Archer’s eyes fire with rage, so I step forward and show my badge, too. It’s not really the same and holds none of the same powers. But medical practitioner to medical practitioner, I appeal to the woman who’s clearly worked too hard and nearing the end of her patience—if not her shift. “Chief Medical Examiner Minka Mayet. Can you please direct us towardDetective Fletcher? He’s already called and let us know he’s here. So if you could?—”
“Minka.” Aubree steps out of a room, her hair a mess and her shirt… Tim’s. She wears jeans that fit her like a glove and a flannel shirt buttoned up the middle that swamps her tiny frame.
“Hey.” I keep my voice low and refrain from charging straight into the room with monitors beeping and machines working hard. “How is he? What’s happening?”

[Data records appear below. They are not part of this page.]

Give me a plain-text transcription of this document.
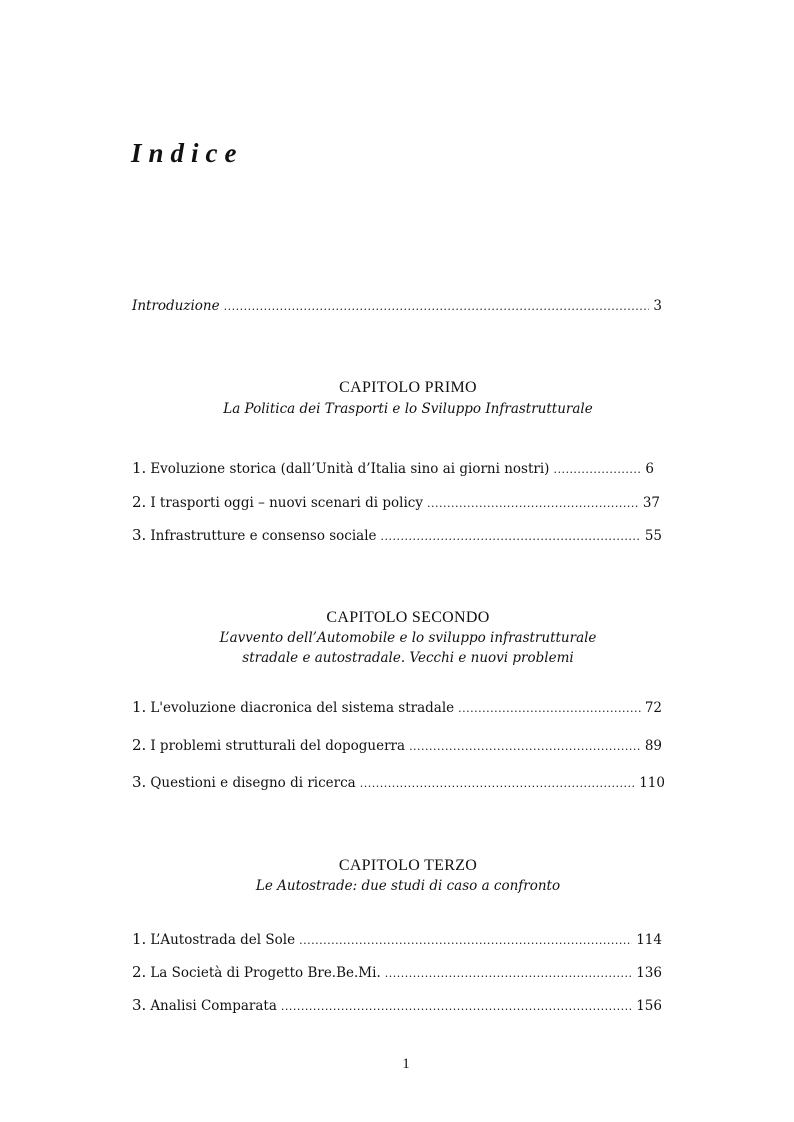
Indice
Introduzione .....	3
CAPITOLO PRIMO
La Politica dei Trasporti e lo Sviluppo Infrastrutturale
1. Evoluzione storica (dall’Unità d’Italia sino ai giorni nostri) .....	6
2. I trasporti oggi – nuovi scenari di policy .....	37
3. Infrastrutture e consenso sociale .....	55
CAPITOLO SECONDO
L’avvento dell’Automobile e lo sviluppo infrastrutturale
stradale e autostradale. Vecchi e nuovi problemi
1. L'evoluzione diacronica del sistema stradale .....	72
2. I problemi strutturali del dopoguerra .....	89
3. Questioni e disegno di ricerca .....	110
CAPITOLO TERZO
Le Autostrade: due studi di caso a confronto
1. L’Autostrada del Sole .....	114
2. La Società di Progetto Bre.Be.Mi. .....	136
3. Analisi Comparata .....	156
1
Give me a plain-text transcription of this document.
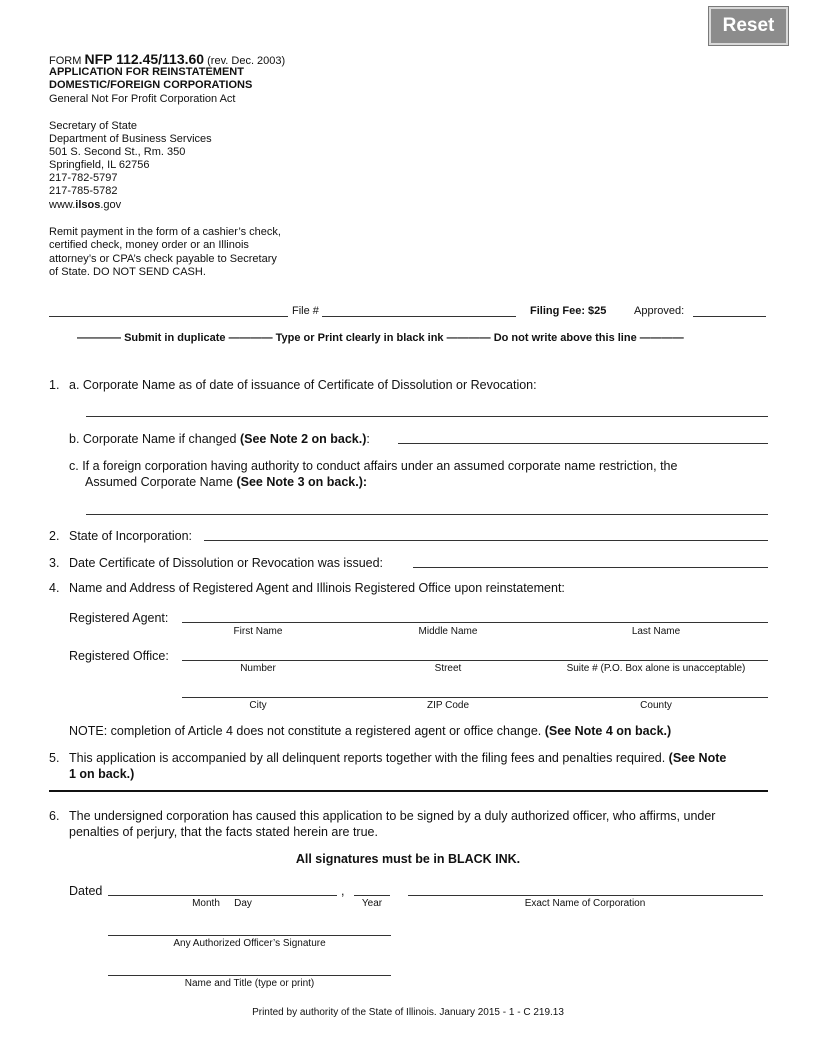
Reset
FORM NFP 112.45/113.60 (rev. Dec. 2003)
APPLICATION FOR REINSTATEMENT
DOMESTIC/FOREIGN CORPORATIONS
General Not For Profit Corporation Act
Secretary of State
Department of Business Services
501 S. Second St., Rm. 350
Springfield, IL 62756
217-782-5797
217-785-5782
www.ilsos.gov
Remit payment in the form of a cashier’s check,
certified check, money order or an Illinois
attorney’s or CPA’s check payable to Secretary
of State. DO NOT SEND CASH.
File #	Filing Fee: $25	Approved:
———— Submit in duplicate ———— Type or Print clearly in black ink ———— Do not write above this line ————
1. a. Corporate Name as of date of issuance of Certificate of Dissolution or Revocation:
b. Corporate Name if changed (See Note 2 on back.):
c. If a foreign corporation having authority to conduct affairs under an assumed corporate name restriction, the
Assumed Corporate Name (See Note 3 on back.):
2. State of Incorporation:
3. Date Certificate of Dissolution or Revocation was issued:
4. Name and Address of Registered Agent and Illinois Registered Office upon reinstatement:
Registered Agent:
First Name	Middle Name	Last Name
Registered Office:
Number	Street	Suite # (P.O. Box alone is unacceptable)
City	ZIP Code	County
NOTE: completion of Article 4 does not constitute a registered agent or office change. (See Note 4 on back.)
5. This application is accompanied by all delinquent reports together with the filing fees and penalties required. (See Note
1 on back.)
6. The undersigned corporation has caused this application to be signed by a duly authorized officer, who affirms, under
penalties of perjury, that the facts stated herein are true.
All signatures must be in BLACK INK.
Dated	,
Month	Day	Year	Exact Name of Corporation
Any Authorized Officer’s Signature
Name and Title (type or print)
Printed by authority of the State of Illinois. January 2015 - 1 - C 219.13
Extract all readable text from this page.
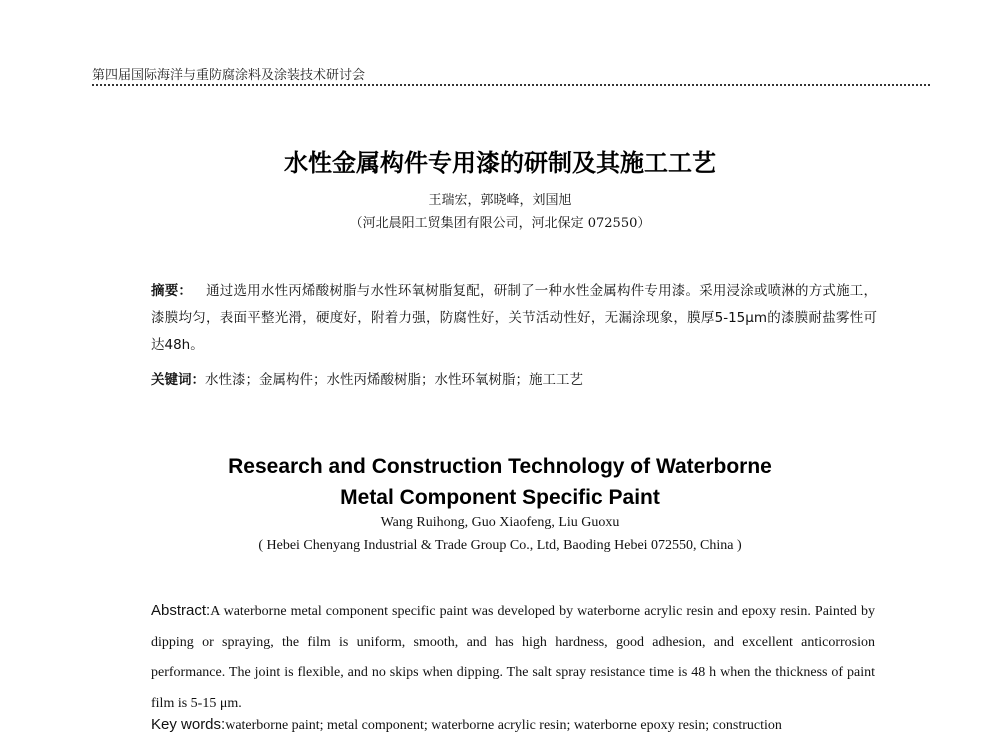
第四届国际海洋与重防腐涂料及涂装技术研讨会
水性金属构件专用漆的研制及其施工工艺
王瑞宏，郭晓峰，刘国旭
（河北晨阳工贸集团有限公司，河北保定 072550）
摘要： 通过选用水性丙烯酸树脂与水性环氧树脂复配，研制了一种水性金属构件专用漆。采用浸涂或喷淋的方式施工，漆膜均匀，表面平整光滑，硬度好，附着力强，防腐性好，关节活动性好，无漏涂现象，膜厚5-15μm的漆膜耐盐雾性可达48h。
关键词：水性漆；金属构件；水性丙烯酸树脂；水性环氧树脂；施工工艺
Research and Construction Technology of Waterborne
Metal Component Specific Paint
Wang Ruihong, Guo Xiaofeng, Liu Guoxu
( Hebei Chenyang Industrial & Trade Group Co., Ltd, Baoding Hebei 072550, China )
Abstract:A waterborne metal component specific paint was developed by waterborne acrylic resin and epoxy resin. Painted by dipping or spraying, the film is uniform, smooth, and has high hardness, good adhesion, and excellent anticorrosion performance. The joint is flexible, and no skips when dipping. The salt spray resistance time is 48 h when the thickness of paint film is 5-15 μm.
Key words:waterborne paint; metal component; waterborne acrylic resin; waterborne epoxy resin; construction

“Pretty wrecked.” She nibbles on her pinky nail as nerves beat through her blood. But then Tim steps out of the same room and stops at her back, his chest against her frame and his hand resting on her hip. His touch brings her peace, the way Archer’s does for me. And for that alone, I approve of whatever relationship they choose to indulge in. Even if, on the outside, they appear incredibly incompatible. “He’s in there,” she continues. “And he’s a mess. But no one died, so…”
Relieved, I exhale and attempt to look around the pair. “And Mia? Is she here?”
“She’s with the sitter.”
“I want to go in.” Archer pulls me around the duo. “I’m not staying out, Minka. I refuse.”
“It’s okay.” I walk faster and reach the door in the same step he does. Then I carefully grab the curtain and pull it back to find a man broken. A hospital bed takes up a massive chunk of the room, and machines fill what little space remains. Wires and tubes stretch in every direction. And a body, bruised, broken, and battling for life, lies in the middle.
“Fletch.” Tears burn the backs of my eyes as I move into the room. “Hey.” I press a hand to his shoulder and gently squeeze. “How are you doing?”